さて、安康天皇は眉輪王(まよわのおおきみ)に父の仇討ちで殺されてしまったのでしたが、
その眉輪王を調べたら、允恭天皇39年(450年)生まれ~安康天皇3年(456年8月)で、わずか6歳くらいの時の事でした!
大の大人を6歳の子が討つとは…。
眉輪王は
父は仁徳天皇の皇子である大草香皇子で
母は履中天皇の皇女である中帯姫命(なかしひめのみこと)
父の大草香皇子が罪も無いのに安康天皇に誅殺された後、
母は安康天皇の皇后に立てられ、眉輪王は連れ子として育てられました。
そして運命の安康3年(456年)8月、楼(たかどの)の下で遊んでいた王は、安康天皇と母の会話を盗み聞きして、亡父が天皇によって殺されたことを知り、熟睡中の天皇を刺殺したのです。

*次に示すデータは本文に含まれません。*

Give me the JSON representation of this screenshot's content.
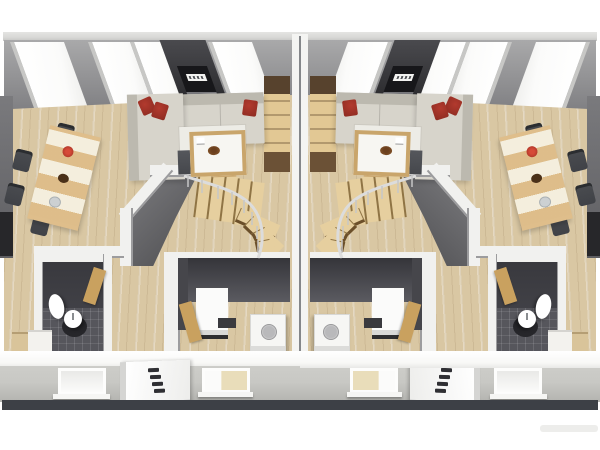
{
  "meta": {
    "description": "3D isometric cutaway rendering of the upper floor of a semi-detached duplex house with two mirrored apartments"
  },
  "colors": {
    "background": "#ffffff",
    "roof_edge": "#d8d8d6",
    "roof_wall_top": "#a9a9aa",
    "roof_wall_bottom": "#808083",
    "skylight": "#fbfbfa",
    "tv_panel": "#2c2c2f",
    "wood_floor": "#d9c7a3",
    "party_wall": "#f4f4f2",
    "inner_wall": "#f1f1ef",
    "wall_edge": "#9c9c9e",
    "sofa_base": "#d7d4cb",
    "sofa_back": "#bcb9af",
    "cushion_red": "#b23a2e",
    "rug": "#edece6",
    "coffee_frame": "#c9a56b",
    "lowboard": "#45474c",
    "table_wood": "#dfbe8b",
    "runner_cream": "#f4eedd",
    "chair_dark": "#404247",
    "stair_wood": "#e6cf9f",
    "stair_edge": "#8f7445",
    "winder_edge": "#6b4f2a",
    "room_dark": "#48484e",
    "tile_floor": "#56565c",
    "fixture_white": "#ffffff",
    "appliance_white": "#f6f6f4",
    "door_wood": "#c9a15f",
    "shelf_wood": "#e2c894",
    "shelf_dark": "#57422d",
    "cut_band": "#f8f8f6",
    "facade": "#c8c8c4",
    "facade_dark": "#b3b3af",
    "window_lit": "#e9ddba",
    "base_band": "#3d4046",
    "railing": "#d9d9d9",
    "void_dark": "#4b4b4e",
    "void_light": "#7d7d80"
  },
  "scene": {
    "units": [
      {
        "id": "left-apartment"
      },
      {
        "id": "right-apartment",
        "mirrored": true
      }
    ],
    "per_unit_inventory": {
      "roof_windows": 4,
      "wall_tv_with_brand_label": 1,
      "living_room": [
        "corner-sofa",
        "red-cushions-x3",
        "coffee-table-with-bowl",
        "white-rug",
        "tv-lowboard",
        "wood-side-table",
        "tall-shelf-unit"
      ],
      "dining_area": [
        "wood-table-with-striped-runner",
        "red-plate",
        "dark-bowl",
        "gray-plate",
        "dark-chairs-x6"
      ],
      "staircase": [
        "straight-flight-treads-x5",
        "winder-treads-x4",
        "metal-railing",
        "angled-stairwell-wall"
      ],
      "bathroom": [
        "dark-tile-floor",
        "pedestal-sink",
        "round-washbasin",
        "floor-mat",
        "wood-door"
      ],
      "utility_room": [
        "tall-fridge-cabinet",
        "dark-counter",
        "washing-machine",
        "wood-door"
      ],
      "hallway_furniture": [
        "wood-cabinet",
        "white-cabinet"
      ],
      "ground_floor_facade": [
        "window",
        "entrance-door-with-4-lites",
        "window"
      ]
    }
  }
}
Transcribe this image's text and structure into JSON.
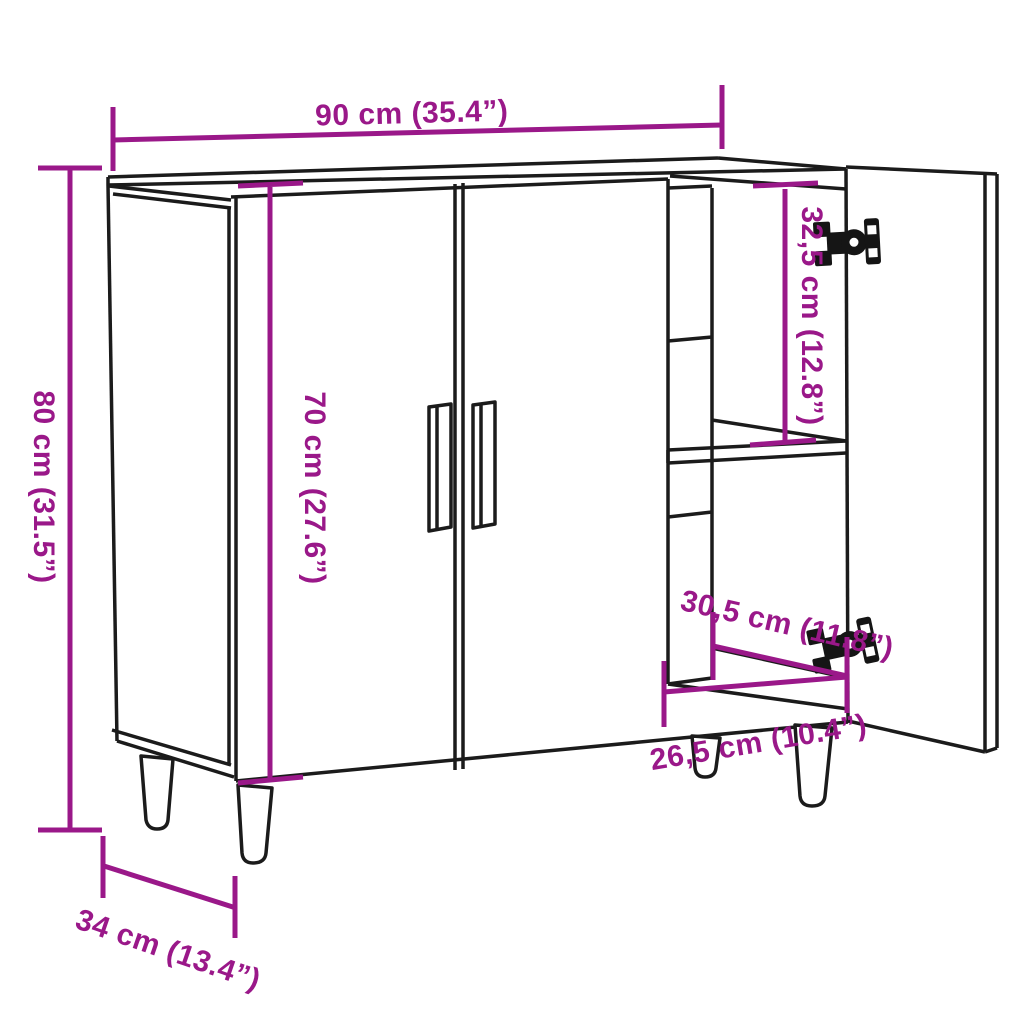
{
  "diagram": {
    "colors": {
      "dimension_accent": "#9A1889",
      "outline": "#1b1b1b",
      "background": "#ffffff"
    },
    "dimensions": {
      "overall_width": "90 cm (35.4”)",
      "overall_height": "80 cm (31.5”)",
      "door_height": "70 cm (27.6”)",
      "upper_compartment_height": "32,5 cm (12.8”)",
      "compartment_depth": "30,5 cm (11.8”)",
      "compartment_width": "26,5 cm (10.4”)",
      "overall_depth": "34 cm (13.4”)"
    }
  }
}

その後、兄の坂合黒彦皇子(さかあいのくろひこのみこ)と共に葛城円大臣(かつらぎのつぶらのおおおみ)の家に逃げ込んだところ、
安康天皇の弟である大泊瀬皇子(おおはつせのみこ・のちの雄略天皇)が、兄・安康天皇が殺されたことを知って、兵を率いて攻め入り、眉輪王、坂合黒彦皇子、葛城円大臣もろともに焼き殺しました。
さらに履中天皇の皇子・市辺押盤皇子(いちのべおしはのみこ)も謀殺して雄略天皇として即位しました。
ネタバレですが、この謀殺された皇子の子供らが皇位争いや親の仇討に関わらず、行方知れずになった事で、のちに皇統断絶の危機を乗り越える事になる訳ですね。
雄略天皇は、誤って人を殺すことが多く、世の人は
「大悪天皇(はなはだあしくましますてんのう)なり」と誹謗したらしいですが、
埼玉県行田市にある稲荷山古墳から出土した金錯銘鉄剣には、
ワカタケルという雄略天皇の名が刻まれているそうで、
地方の人々には、そんなイザコザは知らされずに尊敬されていたんじゃないかなぁ?と私は思います。
また、他の巻に比べると神様との関わりの話が多く目立つそうです。
(つづく)
※訂正 すみません、眉輪王ですが、まゆわじゃなくて、「まよわ」でした。お詫びして訂正します。
それから、年齢については7歳とか幼少とかの記述があります。
7歳となっているのは、たぶん数え年で、満年齢だと6歳ではないかと考えられます。
どちらにしろ、そんな小学一年生くらいの年齢で当時の天皇を刺殺し焼き殺された皇族なのでした。